Tuesday, April 22, 2014

Bankruptcy clawback - a leading case


In any asset protection exercise, the impact of the 'clawback' rules under the bankruptcy legislation needs to be carefully considered. 

One key aspect in this regard is whether a decision by a person to divest themselves of assets was done for the main purpose of defeating creditors.

Recently, I was reminded of arguably the leading case in this area, which is now over 80 years old, namely Williams v Lloyd [1934] HCA1. As usual, a link to the full copy of the decision is as follows - http://www.austlii.edu.au/cgi-bin/sinodisp/au/cases/cth/HCA/1934/1.html?stem=0&synonyms=0&query=title(Williams%20and%20Lloyd%20).

In this case, a bankrupt transferred assets to family members while he was solvent, but knowing that he was likely to start engaging in a 'risky' business activity in the future.

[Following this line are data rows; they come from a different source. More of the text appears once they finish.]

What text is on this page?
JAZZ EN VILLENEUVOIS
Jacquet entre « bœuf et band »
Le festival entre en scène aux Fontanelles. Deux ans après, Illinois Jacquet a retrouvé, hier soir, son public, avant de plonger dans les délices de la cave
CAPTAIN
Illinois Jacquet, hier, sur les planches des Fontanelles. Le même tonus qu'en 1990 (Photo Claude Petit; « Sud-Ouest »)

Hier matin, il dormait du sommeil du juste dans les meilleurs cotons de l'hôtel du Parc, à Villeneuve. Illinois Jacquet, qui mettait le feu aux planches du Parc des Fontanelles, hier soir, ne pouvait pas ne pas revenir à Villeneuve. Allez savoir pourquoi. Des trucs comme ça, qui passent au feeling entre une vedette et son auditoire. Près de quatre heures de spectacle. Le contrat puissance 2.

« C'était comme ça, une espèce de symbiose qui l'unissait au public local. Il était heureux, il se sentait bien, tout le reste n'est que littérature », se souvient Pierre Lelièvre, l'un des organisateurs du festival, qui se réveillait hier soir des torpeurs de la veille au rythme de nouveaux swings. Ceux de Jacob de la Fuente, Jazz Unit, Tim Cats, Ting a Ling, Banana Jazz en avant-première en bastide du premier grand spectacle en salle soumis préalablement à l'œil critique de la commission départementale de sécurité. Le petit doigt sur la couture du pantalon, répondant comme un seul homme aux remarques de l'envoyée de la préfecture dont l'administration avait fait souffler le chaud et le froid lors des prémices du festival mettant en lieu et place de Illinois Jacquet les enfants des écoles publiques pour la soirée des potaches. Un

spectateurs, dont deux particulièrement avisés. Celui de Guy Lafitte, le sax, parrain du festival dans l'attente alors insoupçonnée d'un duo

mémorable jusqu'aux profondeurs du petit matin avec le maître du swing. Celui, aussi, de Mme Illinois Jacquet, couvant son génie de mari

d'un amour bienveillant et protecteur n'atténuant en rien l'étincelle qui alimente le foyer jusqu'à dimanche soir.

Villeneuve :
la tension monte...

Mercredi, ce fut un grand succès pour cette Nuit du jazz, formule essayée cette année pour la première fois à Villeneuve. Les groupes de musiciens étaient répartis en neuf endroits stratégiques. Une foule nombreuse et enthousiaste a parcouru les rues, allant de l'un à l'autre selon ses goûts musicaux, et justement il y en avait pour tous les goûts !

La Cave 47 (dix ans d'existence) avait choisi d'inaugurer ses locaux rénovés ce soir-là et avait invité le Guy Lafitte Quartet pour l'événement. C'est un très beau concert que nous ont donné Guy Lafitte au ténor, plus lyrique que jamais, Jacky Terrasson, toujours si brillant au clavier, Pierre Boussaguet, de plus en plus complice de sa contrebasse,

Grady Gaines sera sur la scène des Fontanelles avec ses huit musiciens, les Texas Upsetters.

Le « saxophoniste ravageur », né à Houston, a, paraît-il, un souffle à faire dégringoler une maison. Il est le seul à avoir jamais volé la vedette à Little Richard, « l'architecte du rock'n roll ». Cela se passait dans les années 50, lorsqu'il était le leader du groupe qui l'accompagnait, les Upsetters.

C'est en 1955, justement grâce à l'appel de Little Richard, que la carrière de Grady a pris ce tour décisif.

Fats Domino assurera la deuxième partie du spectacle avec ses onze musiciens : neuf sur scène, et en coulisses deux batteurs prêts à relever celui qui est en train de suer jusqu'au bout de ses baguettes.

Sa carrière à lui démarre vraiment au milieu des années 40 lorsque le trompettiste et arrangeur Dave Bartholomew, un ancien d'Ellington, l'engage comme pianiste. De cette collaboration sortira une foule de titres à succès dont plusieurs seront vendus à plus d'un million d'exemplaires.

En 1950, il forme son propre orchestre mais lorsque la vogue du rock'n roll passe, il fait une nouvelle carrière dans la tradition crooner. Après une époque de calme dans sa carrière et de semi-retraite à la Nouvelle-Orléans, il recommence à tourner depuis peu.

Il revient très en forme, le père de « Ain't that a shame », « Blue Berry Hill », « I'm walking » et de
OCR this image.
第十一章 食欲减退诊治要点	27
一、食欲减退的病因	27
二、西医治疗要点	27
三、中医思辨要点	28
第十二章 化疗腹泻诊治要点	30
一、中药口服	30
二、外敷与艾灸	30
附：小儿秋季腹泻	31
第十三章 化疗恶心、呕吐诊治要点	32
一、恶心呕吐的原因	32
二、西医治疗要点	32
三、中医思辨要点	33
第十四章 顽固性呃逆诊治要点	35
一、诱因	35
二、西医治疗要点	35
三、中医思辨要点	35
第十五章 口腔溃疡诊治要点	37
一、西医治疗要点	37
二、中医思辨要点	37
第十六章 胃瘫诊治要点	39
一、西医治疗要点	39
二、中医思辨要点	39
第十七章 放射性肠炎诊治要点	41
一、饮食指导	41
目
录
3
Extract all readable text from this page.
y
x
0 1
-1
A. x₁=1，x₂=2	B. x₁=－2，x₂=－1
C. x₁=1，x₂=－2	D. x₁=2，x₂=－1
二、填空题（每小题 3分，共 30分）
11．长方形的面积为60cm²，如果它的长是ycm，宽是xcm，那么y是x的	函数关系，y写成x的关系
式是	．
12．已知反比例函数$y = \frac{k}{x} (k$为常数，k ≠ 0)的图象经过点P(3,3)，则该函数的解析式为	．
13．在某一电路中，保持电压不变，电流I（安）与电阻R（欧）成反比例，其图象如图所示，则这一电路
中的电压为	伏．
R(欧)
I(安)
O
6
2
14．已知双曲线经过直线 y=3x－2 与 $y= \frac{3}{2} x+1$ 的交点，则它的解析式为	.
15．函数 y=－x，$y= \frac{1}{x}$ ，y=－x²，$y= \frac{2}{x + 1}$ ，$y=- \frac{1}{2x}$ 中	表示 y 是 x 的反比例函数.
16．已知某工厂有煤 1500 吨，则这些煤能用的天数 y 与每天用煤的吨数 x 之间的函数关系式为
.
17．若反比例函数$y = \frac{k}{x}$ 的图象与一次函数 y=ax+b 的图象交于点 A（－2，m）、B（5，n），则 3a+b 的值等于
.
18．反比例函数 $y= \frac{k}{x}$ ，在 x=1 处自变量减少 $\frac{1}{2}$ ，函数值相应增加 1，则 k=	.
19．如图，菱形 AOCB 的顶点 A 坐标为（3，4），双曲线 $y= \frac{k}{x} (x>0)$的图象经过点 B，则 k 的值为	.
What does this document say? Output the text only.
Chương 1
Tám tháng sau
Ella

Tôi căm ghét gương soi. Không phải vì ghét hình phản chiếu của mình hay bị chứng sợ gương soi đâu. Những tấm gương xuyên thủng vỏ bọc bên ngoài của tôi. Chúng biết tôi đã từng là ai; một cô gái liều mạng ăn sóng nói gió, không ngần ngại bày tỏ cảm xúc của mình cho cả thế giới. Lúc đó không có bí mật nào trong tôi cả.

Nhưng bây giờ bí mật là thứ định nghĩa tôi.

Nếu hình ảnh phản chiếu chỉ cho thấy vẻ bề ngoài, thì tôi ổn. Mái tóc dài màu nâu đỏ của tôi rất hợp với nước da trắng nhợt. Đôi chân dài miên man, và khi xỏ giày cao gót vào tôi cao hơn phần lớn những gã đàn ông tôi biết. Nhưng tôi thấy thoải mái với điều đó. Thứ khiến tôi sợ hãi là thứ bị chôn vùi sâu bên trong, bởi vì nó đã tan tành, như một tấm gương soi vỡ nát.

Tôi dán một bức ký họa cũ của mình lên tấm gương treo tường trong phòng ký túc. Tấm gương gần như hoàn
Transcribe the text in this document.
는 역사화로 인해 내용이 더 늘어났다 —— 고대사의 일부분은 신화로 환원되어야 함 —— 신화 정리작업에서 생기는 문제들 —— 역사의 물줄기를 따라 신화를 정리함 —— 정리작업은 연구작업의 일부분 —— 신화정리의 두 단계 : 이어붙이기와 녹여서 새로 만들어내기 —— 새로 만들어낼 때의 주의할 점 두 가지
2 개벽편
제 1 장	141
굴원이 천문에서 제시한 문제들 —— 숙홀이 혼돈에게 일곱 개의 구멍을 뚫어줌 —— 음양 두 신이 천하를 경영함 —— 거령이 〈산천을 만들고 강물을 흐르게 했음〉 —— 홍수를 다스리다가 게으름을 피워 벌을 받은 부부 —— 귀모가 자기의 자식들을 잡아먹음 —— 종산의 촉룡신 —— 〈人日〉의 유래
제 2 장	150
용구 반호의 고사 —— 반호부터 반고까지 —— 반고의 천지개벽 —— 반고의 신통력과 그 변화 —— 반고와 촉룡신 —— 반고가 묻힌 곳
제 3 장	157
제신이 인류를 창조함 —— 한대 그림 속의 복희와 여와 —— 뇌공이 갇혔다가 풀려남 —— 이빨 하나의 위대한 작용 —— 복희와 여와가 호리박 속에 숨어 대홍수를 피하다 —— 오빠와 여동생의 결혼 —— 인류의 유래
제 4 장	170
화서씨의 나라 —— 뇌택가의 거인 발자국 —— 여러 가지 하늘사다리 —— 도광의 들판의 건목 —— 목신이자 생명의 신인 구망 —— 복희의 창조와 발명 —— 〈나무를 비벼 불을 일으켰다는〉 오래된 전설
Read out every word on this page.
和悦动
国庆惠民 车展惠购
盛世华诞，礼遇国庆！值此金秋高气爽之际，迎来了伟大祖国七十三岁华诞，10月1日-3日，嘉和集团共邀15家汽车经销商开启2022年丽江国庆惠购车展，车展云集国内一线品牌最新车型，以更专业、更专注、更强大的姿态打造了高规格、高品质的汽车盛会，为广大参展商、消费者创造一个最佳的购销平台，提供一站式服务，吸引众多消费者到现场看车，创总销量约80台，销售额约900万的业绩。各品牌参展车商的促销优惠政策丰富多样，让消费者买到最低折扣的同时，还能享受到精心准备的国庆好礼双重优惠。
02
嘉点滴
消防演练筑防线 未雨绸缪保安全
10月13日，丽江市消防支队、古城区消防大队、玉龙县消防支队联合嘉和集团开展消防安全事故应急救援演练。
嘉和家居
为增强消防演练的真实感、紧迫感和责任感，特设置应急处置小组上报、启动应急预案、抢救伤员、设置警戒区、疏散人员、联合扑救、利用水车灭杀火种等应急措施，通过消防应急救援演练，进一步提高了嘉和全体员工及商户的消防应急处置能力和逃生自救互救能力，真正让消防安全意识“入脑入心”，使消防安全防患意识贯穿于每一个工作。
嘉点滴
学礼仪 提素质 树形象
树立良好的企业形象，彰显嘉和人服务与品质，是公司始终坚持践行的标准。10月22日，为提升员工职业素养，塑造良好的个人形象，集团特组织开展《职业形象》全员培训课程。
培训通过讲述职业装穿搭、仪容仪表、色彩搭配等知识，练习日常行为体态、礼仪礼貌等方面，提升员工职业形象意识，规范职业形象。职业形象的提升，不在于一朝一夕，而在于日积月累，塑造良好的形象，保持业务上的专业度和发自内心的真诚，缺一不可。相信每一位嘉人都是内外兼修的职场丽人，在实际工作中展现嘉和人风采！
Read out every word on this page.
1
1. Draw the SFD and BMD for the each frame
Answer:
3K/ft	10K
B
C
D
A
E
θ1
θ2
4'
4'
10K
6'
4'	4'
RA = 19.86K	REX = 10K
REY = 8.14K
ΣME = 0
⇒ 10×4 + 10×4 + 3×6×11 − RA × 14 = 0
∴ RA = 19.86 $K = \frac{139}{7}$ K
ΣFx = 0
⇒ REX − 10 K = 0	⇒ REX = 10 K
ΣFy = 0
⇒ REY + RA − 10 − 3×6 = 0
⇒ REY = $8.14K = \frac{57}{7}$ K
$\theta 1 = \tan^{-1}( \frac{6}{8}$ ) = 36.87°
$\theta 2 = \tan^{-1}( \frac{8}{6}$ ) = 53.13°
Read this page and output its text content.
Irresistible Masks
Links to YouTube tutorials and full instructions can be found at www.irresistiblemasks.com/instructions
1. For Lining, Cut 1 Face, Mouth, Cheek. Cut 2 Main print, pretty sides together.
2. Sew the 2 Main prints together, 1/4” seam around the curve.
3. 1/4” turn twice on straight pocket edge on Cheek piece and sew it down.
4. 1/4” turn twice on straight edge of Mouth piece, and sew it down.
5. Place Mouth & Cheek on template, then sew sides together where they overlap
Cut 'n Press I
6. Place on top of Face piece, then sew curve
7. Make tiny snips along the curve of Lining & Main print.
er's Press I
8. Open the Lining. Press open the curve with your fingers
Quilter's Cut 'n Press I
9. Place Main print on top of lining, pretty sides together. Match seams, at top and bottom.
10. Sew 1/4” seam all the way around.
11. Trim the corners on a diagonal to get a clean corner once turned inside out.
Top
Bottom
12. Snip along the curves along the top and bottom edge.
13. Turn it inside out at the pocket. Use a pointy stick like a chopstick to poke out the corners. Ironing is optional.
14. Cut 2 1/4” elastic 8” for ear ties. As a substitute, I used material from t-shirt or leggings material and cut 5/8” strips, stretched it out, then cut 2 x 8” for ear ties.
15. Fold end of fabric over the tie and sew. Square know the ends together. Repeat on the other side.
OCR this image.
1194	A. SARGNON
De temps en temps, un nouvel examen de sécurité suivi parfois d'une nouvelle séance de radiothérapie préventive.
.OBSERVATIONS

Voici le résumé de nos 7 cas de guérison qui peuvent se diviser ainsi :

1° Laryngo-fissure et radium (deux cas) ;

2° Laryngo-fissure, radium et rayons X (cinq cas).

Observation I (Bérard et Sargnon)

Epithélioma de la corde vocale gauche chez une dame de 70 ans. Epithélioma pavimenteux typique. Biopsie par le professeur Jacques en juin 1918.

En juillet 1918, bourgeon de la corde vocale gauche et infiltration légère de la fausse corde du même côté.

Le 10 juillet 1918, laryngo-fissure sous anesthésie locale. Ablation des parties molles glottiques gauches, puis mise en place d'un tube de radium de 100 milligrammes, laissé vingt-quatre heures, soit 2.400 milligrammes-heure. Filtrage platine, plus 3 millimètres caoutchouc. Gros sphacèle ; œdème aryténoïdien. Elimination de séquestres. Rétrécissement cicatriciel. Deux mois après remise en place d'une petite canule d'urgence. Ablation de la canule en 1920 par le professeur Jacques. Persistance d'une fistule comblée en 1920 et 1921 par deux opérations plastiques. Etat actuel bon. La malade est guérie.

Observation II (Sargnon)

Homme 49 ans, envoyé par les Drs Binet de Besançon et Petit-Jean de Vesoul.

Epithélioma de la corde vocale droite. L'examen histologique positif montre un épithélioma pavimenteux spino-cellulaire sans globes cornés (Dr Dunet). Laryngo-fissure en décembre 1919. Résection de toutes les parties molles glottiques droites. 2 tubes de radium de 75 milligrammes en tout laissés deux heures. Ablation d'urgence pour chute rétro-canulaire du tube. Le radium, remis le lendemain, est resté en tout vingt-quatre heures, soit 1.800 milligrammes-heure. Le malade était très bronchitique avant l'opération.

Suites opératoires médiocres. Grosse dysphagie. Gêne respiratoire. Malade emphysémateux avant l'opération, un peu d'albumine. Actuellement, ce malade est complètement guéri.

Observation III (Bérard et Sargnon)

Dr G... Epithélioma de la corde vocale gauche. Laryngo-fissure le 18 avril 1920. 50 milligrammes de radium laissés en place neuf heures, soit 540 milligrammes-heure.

The court held that the transfers could not be clawed back and the key aspect of the decision was as follows –
‘Once it is acknowledged, as upon the evidence I think it must be, that in 1926 the bankrupt was in a perfectly sound financial position and had nothing to fear, subsequent conduct and events form an insufficient basis for a finding that the documents were shams, or that he had an intent to defraud his creditors, or that they were made subject to a suspensory condition allowing them to take effect only in case of attack by creditors.’.